Les approches emblématisées par le design de service rencontrent auprès des institutions un succès significatif du besoin ressenti d’associer l’usager à la construction des politiques publiques qui le concernent, en s’appuyant sur le savoir tiré de son expérience, et en développant des expérimentations. On est donc sur un champ distinct de la mesure de la satisfaction et des enquêtes d’opinion, avec l’idée souvent exprimée de changer la manière de construire l’action publique. 

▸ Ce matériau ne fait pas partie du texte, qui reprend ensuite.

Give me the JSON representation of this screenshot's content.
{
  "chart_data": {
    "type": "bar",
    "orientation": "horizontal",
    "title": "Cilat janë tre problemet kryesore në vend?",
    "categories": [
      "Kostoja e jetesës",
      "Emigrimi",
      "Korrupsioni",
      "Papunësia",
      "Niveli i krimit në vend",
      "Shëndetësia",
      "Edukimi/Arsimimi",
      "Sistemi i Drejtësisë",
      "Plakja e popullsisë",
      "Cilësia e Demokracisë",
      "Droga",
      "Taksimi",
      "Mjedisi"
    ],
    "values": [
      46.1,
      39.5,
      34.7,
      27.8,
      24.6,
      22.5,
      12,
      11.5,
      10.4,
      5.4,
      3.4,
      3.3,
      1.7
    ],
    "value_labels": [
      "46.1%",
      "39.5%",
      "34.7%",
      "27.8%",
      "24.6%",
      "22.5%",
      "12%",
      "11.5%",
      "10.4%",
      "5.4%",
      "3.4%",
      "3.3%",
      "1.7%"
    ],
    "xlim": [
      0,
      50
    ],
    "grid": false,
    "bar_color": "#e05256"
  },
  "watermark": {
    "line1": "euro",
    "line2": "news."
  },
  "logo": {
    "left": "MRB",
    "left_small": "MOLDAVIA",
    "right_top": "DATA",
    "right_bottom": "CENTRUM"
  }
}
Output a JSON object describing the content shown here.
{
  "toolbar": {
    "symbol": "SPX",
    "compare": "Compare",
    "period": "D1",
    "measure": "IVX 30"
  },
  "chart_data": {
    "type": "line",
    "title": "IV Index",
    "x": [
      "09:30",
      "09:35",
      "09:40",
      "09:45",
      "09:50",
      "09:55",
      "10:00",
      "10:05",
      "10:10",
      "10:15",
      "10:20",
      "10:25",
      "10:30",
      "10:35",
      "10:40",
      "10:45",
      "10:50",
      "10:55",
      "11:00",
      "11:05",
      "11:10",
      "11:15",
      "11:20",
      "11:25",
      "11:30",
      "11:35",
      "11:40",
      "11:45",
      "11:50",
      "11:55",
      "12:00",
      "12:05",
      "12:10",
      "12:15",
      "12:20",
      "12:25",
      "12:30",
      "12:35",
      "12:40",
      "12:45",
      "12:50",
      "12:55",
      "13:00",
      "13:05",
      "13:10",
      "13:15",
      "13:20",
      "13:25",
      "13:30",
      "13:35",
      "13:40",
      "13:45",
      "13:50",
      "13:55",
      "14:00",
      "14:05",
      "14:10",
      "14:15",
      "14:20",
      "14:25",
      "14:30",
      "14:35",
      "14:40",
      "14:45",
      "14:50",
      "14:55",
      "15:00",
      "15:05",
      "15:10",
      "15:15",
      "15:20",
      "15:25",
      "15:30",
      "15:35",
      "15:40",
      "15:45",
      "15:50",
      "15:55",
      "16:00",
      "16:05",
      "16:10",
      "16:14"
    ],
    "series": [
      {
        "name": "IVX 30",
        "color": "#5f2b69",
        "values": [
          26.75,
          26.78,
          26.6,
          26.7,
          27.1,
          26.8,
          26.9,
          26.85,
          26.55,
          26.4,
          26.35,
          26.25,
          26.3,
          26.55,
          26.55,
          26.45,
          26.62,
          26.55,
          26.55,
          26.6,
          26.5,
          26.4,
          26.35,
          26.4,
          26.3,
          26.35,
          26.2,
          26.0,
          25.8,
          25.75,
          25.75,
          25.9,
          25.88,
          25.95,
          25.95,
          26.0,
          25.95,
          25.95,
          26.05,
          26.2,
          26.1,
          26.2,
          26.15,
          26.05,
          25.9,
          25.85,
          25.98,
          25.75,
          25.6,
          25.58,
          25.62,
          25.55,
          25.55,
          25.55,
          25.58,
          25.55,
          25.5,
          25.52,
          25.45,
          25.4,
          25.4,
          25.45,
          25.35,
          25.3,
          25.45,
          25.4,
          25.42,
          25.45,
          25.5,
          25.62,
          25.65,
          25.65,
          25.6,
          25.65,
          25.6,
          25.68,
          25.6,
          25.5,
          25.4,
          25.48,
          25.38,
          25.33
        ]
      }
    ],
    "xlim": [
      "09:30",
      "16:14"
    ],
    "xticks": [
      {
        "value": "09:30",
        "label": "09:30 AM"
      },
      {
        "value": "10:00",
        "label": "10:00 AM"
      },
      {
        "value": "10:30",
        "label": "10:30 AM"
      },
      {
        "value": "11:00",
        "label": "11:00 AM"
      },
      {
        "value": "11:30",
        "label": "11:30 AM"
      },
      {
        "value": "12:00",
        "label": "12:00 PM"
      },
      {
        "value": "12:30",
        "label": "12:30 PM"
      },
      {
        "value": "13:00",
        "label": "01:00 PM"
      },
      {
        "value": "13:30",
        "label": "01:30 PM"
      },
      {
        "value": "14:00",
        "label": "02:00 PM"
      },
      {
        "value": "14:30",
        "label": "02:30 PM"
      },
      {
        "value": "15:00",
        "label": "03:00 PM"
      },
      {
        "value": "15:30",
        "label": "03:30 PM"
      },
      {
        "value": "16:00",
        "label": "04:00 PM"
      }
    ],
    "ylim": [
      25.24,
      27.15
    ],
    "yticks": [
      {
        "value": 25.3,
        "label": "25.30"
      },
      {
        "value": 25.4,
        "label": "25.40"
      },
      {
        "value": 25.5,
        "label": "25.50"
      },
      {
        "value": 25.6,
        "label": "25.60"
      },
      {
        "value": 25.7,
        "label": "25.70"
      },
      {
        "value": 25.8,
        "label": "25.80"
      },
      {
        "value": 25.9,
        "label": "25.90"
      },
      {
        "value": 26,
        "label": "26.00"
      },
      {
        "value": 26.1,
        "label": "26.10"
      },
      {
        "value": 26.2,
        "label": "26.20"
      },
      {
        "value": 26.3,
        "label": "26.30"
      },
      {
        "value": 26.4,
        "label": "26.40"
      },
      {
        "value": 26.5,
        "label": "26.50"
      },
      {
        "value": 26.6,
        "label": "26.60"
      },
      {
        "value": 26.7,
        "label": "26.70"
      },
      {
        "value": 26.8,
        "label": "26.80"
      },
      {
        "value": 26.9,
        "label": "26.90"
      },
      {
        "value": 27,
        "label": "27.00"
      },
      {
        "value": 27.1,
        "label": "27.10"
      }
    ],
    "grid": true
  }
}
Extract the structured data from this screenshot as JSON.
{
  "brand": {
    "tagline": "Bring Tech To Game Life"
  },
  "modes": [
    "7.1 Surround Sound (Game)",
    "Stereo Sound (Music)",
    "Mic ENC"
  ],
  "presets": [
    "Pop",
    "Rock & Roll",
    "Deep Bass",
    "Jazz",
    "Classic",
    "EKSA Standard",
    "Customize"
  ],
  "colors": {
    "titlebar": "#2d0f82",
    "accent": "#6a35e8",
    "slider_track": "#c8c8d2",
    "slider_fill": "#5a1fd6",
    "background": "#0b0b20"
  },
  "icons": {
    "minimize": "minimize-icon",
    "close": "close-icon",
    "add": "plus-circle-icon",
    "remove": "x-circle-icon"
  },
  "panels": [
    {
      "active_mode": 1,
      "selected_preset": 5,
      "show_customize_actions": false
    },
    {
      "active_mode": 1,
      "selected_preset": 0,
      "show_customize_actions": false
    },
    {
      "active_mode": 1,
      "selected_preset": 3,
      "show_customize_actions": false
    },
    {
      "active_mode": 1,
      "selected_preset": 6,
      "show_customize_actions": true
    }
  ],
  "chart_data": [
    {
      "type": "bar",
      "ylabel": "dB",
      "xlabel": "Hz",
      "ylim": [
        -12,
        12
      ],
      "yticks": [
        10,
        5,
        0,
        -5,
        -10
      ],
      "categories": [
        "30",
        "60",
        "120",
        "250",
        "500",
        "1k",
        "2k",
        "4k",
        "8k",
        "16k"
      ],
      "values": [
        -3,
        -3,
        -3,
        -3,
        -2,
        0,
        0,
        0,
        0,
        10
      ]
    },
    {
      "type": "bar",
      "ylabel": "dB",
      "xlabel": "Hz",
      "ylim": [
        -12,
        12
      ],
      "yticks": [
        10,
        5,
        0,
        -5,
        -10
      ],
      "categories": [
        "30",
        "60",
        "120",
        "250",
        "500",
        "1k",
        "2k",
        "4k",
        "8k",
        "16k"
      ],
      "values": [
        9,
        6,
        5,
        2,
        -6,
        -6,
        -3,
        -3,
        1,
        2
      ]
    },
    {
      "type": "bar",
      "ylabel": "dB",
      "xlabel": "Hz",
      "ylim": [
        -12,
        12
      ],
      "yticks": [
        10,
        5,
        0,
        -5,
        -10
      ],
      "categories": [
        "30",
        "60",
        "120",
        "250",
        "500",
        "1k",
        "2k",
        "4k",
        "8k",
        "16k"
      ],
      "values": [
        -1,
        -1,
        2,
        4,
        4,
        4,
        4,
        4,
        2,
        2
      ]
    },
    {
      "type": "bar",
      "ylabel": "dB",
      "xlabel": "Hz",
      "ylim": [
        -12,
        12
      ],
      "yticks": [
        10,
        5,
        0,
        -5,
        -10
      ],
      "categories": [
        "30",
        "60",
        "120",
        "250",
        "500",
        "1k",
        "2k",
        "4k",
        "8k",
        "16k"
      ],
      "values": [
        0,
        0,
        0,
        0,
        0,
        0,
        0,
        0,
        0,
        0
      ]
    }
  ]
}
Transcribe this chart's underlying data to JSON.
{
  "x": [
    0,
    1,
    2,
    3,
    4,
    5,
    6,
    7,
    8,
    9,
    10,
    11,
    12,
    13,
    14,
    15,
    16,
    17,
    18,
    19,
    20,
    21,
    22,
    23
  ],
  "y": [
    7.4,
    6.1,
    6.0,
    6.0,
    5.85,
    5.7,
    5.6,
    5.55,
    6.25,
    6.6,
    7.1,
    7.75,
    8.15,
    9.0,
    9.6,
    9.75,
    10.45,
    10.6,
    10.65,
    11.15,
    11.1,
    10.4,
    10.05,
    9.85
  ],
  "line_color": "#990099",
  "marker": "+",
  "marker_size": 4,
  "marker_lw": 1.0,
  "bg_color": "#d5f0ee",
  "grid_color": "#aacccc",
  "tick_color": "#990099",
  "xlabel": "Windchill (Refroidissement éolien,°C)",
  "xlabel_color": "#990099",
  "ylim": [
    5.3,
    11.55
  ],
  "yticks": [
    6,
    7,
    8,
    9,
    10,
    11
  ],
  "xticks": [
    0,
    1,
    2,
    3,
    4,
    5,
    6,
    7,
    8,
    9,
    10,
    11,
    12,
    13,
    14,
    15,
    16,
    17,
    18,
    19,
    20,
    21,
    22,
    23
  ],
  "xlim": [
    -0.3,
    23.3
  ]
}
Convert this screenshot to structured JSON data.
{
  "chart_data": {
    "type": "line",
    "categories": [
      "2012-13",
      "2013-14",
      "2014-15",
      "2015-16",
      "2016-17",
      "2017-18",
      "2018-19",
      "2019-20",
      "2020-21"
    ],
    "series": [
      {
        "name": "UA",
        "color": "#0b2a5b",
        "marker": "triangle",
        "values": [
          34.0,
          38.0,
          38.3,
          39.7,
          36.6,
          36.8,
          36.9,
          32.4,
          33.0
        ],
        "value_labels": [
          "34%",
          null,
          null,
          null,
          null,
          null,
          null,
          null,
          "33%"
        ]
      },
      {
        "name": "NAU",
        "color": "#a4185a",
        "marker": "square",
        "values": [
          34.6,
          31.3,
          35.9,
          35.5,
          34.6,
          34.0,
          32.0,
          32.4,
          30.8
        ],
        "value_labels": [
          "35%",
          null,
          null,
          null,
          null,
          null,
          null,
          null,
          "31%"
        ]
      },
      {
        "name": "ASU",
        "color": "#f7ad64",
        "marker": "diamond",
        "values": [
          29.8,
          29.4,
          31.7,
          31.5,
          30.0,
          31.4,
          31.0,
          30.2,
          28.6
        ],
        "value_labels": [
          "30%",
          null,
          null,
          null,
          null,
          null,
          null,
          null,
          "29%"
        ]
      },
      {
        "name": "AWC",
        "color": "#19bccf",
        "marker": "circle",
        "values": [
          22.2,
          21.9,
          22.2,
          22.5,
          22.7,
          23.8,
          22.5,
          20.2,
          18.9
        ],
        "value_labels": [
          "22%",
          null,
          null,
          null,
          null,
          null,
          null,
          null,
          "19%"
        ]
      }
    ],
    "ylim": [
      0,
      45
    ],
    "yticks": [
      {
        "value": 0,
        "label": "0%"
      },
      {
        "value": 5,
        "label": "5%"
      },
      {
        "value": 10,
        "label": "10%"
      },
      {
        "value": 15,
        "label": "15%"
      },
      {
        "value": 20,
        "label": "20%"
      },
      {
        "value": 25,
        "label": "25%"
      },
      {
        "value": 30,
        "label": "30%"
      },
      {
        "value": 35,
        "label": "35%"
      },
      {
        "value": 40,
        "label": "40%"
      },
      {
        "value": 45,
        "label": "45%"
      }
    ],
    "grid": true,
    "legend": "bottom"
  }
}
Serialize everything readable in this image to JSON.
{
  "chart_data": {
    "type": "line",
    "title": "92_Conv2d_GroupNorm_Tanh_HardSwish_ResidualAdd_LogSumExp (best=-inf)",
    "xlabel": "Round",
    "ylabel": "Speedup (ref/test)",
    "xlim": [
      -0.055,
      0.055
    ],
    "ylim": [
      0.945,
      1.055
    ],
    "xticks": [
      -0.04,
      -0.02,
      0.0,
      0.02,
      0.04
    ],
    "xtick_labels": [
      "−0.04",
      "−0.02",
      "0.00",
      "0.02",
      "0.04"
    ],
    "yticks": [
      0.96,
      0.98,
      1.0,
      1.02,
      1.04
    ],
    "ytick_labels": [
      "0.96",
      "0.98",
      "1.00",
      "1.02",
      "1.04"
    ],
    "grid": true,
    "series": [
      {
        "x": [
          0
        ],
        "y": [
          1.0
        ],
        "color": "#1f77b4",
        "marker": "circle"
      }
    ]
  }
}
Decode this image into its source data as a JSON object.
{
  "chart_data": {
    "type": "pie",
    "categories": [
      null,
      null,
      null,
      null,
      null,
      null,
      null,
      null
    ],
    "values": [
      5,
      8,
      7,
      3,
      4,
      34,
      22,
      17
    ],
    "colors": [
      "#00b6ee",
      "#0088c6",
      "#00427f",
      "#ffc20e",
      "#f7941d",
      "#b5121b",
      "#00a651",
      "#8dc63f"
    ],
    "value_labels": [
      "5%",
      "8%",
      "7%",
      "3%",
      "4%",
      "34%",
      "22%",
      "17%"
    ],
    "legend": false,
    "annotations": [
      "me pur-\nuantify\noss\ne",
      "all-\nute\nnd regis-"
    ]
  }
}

Selon les psychologues Elisabeth Donnet-Descartes et Danielle Dujardin (Evaluer avec les usagers, 2012), la notion d’usager a une pertinence dans le sens étymologique de « celui qui connaît les usages », est dépositaire d’un savoir d’usage ou d’expérience. Prendre en compte ce point de vue s’apparente à une « véritable (r)évolution culturelle », « avec la contrainte d’intégrer désormais qu’il y a bien un savoir du côté de l’usager, quel qu’il soit. » Dans le champ du design, on est également convaincu : « Il s’agit de quitter une vision archaïque du changement dans le service public fondée sur la réglementation, l’organisation et les moyens, pour embrasser un nouveau paradigme du progrès fondé d’abord sur l’observation de l’usager et l’expérimentation. » (Thierry Sibieude, Guy Kauffmann, Dominique-Anne Michel, Dessinons notre maison. Repenser les services publics avec les usagers : l’histoire de la Maison départementale des personnes handicapées du Val d’Oise, 2013).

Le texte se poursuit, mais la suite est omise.